We are a smaller reporting company and are exempt from certain disclosure requirements, which could make our common stock less attractive to potential investors.
Rule 12b-2 of the Exchange Act, defines a “smaller reporting company” as an issuer that is not an investment company, an asset-backed issuer, or a majority- owned subsidiary of a parent that is not a smaller reporting company and that:
had a public float of less than $250 million as of the last business day of its most recently completed second fiscal quarter, computed by multiplying the aggregate worldwide number of shares of its voting and non-voting common equity held by non-affiliates by the price at which the common equity was last sold, or the average of the bid and asked prices of common equity, in the principal market for the common equity; or
in the case of an initial registration statement under the Securities Act of 1933, as amended, or the Exchange Act for shares of its common equity, had a public float of less than $250 million as of a date within 30 days of the date of the filing of the registration statement, computed by multiplying the aggregate worldwide number of such shares held by non-affiliates before the registration plus, in the case of a Securities Act registration statement, the number of such shares included in the registration statement by the estimated public offering price of the shares; or
in the case of an issuer whose public float was zero, had annual revenues of less than $100 million during the most recently completed fiscal year for which audited financial statements are available.

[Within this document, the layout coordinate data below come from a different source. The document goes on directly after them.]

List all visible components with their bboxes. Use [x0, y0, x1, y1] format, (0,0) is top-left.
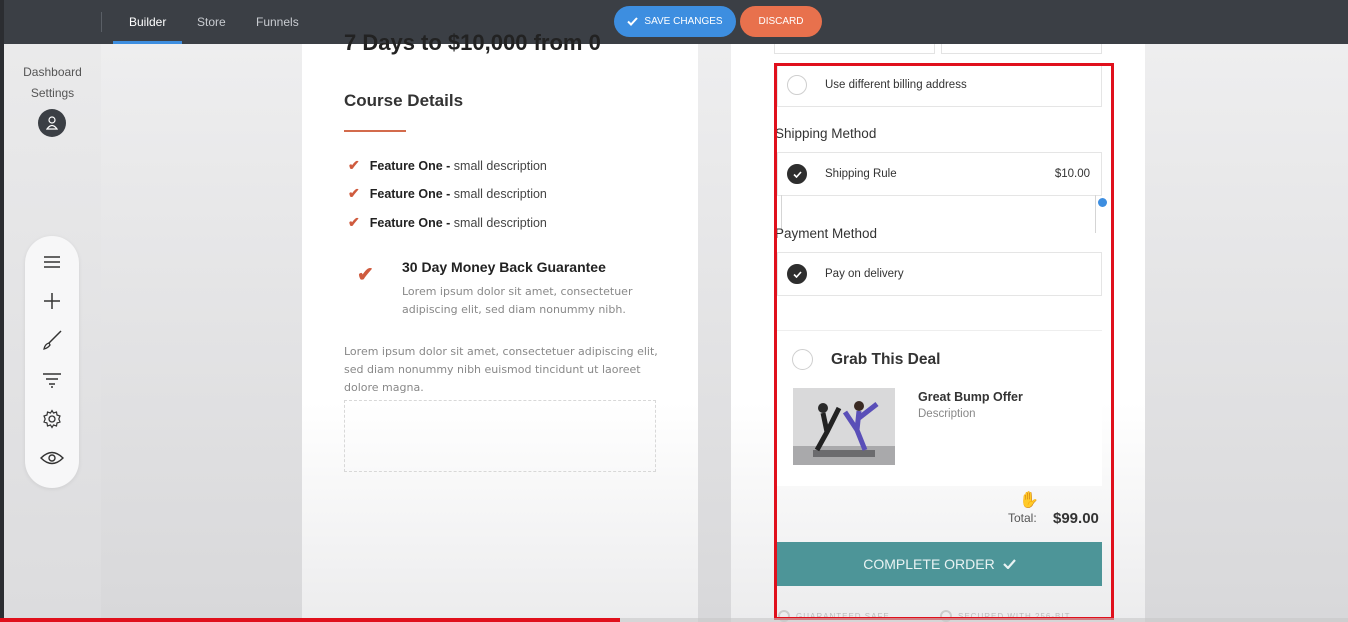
editor-canvas	[101, 44, 1348, 622]
feature-item: ✔ Feature One - small description	[348, 214, 547, 231]
dashboard-link[interactable]: Dashboard	[4, 65, 101, 79]
check-icon	[792, 170, 802, 178]
resize-handle[interactable]	[1098, 198, 1107, 207]
check-icon	[792, 270, 802, 278]
feature-item: ✔ Feature One - small description	[348, 185, 547, 202]
complete-order-button[interactable]: COMPLETE ORDER	[777, 542, 1102, 586]
eye-icon[interactable]	[38, 444, 66, 472]
empty-element-placeholder[interactable]	[344, 400, 656, 472]
title-clip	[302, 44, 698, 56]
tab-builder[interactable]: Builder	[112, 0, 183, 44]
check-icon	[627, 17, 639, 26]
check-icon: ✔	[348, 185, 360, 201]
total-value: $99.00	[1053, 510, 1099, 527]
save-changes-label: SAVE CHANGES	[644, 16, 723, 27]
video-progress-fill	[0, 618, 621, 622]
payment-method-heading: Payment Method	[775, 226, 878, 241]
shipping-rule-label: Shipping Rule	[825, 168, 897, 180]
course-details-heading: Course Details	[344, 91, 464, 110]
deal-title: Grab This Deal	[831, 351, 941, 368]
plus-icon[interactable]	[38, 287, 66, 315]
shipping-method-heading: Shipping Method	[775, 126, 877, 141]
feature-text: Feature One - small description	[369, 215, 547, 230]
brush-icon[interactable]	[38, 326, 66, 354]
offer-image	[793, 388, 895, 465]
tab-funnels[interactable]: Funnels	[256, 0, 299, 44]
user-icon	[46, 116, 58, 130]
topbar-divider	[101, 12, 102, 32]
feature-item: ✔ Feature One - small description	[348, 157, 547, 174]
billing-radio[interactable]	[787, 75, 807, 95]
menu-icon[interactable]	[38, 248, 66, 276]
feature-text: Feature One - small description	[369, 158, 547, 173]
shipping-price: $10.00	[1054, 168, 1090, 180]
check-icon	[1002, 559, 1016, 569]
guarantee-title: 30 Day Money Back Guarantee	[402, 259, 606, 275]
form-field-stub[interactable]	[941, 44, 1102, 54]
offer-name: Great Bump Offer	[918, 390, 1023, 404]
save-changes-button[interactable]: SAVE CHANGES	[614, 6, 736, 37]
check-icon: ✔	[348, 214, 360, 230]
left-sidebar: Dashboard Settings	[4, 44, 101, 622]
form-field-stub[interactable]	[774, 44, 935, 54]
hand-cursor-icon: ✋	[1019, 492, 1039, 509]
deal-radio[interactable]	[792, 349, 813, 370]
payment-radio[interactable]	[787, 264, 807, 284]
shipping-rule-option[interactable]: Shipping Rule $10.00	[777, 152, 1102, 196]
shipping-radio[interactable]	[787, 164, 807, 184]
payment-label: Pay on delivery	[825, 268, 904, 280]
total-label: Total:	[1008, 511, 1037, 525]
check-icon: ✔	[357, 264, 374, 286]
complete-order-label: COMPLETE ORDER	[863, 556, 995, 572]
tool-palette	[25, 236, 79, 488]
avatar[interactable]	[38, 109, 66, 137]
gear-icon[interactable]	[38, 405, 66, 433]
guarantee-text: Lorem ipsum dolor sit amet, consectetuer…	[402, 285, 633, 316]
payment-option[interactable]: Pay on delivery	[777, 252, 1102, 296]
top-bar: Builder Store Funnels SAVE CHANGES DISCA…	[0, 0, 1348, 44]
body-paragraph: Lorem ipsum dolor sit amet, consectetuer…	[344, 345, 658, 394]
offer-description: Description	[918, 408, 976, 420]
discard-button[interactable]: DISCARD	[740, 6, 822, 37]
heading-underline	[344, 130, 406, 132]
tab-store[interactable]: Store	[197, 0, 226, 44]
feature-text: Feature One - small description	[369, 186, 547, 201]
filter-icon[interactable]	[38, 366, 66, 394]
check-icon: ✔	[348, 157, 360, 173]
billing-label: Use different billing address	[825, 79, 967, 91]
settings-link[interactable]: Settings	[4, 86, 101, 100]
billing-address-option[interactable]: Use different billing address	[777, 63, 1102, 107]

As a smaller reporting company, we are not required and may not include a Compensation Discussion and Analysis section in our proxy statements; we provide only two years of financial statements; and we do not need to provide the table of selected financial data. We also have other “scaled” disclosure requirements that are less comprehensive than issuers that are not smaller reporting companies which could make our securities less attractive to potential investors, and also could make it more difficult for our stockholders to sell their securities.
Changes in accounting principles and guidance, or their interpretation, could result in unfavorable accounting charges or effects, including changes to our previously filed financial statements, which could cause our stock price to decline.
We prepare our financial statements in accordance with GAAP. These principles are subject to interpretation by the SEC and various bodies formed to interpret and create appropriate accounting principles and guidance. A change in these principles or guidance, or in their interpretations, may have a significant effect on our reported results and retroactively affect previously reported results.